Firstly I want to thank everyone for over 500 signatures. Your support for this petition means so much to me. Thank you.
Second, I'm writing this update because my heart is burdened. I am grieving. I read this article today (https://www.bloomberg.com/news/articles/2024-04-24/supreme-court-case-on-criminalizing-homelessness-has-high-stakes and I don't have words to fully articulate everything I felt while reading it, or all the work that needs to be done in light of it.
This article reframes and emphasizes how important this landmark legislation is. Kentucky already passed their measure to criminalize homelessness. We cannot allow the Supreme Court to pass another measure on a federal level -- it would be extremely dangerous for all unhoused people in the United States.
Reading it, my soul wrenched inside of me. I became tearful, thinking about not only my experience and my family's experience of being homeless, but about all those who are currently homeless or will become homeless, that would be effected by this legislation should it pass.

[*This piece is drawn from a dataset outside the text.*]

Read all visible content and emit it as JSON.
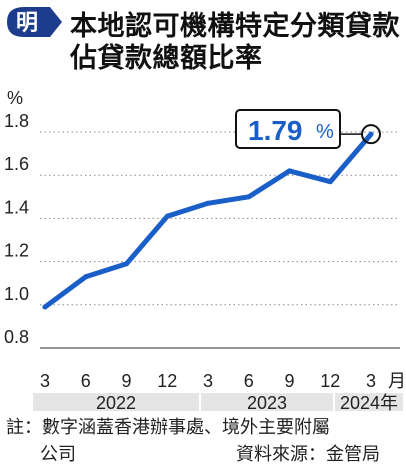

I was thinking about how terrible it feels to be misunderstood. I was thinking, and re-feeling, all over again, the sensation that when you are homeless, people do not want you to exist.
What Cicero Institute, the State of Kentucky, and the plaintiffs of Grants Pass v. Gloria et al. are actually saying is : we don't want you to live.
And that is hard. That is a hard pill to swallow.
Homeless lives are valuable and important. They matter. Being homeless doesn't suddenly make you un-human.
This is where the rubber meets the road. It is a crucial moment in our nation's history and future, and I want us to be on the right side of it.
Please share this petition far and wide. If your state or county is a plaintiff on the petition, contact your representatives. (I posted the full petition, including all parties involved, in a previous update.) Join a protest if you're able. Let them know that HOMELESSNESS IS NOT A CRIME! And that we will not stand for anyone feeling like their life doesn't matter.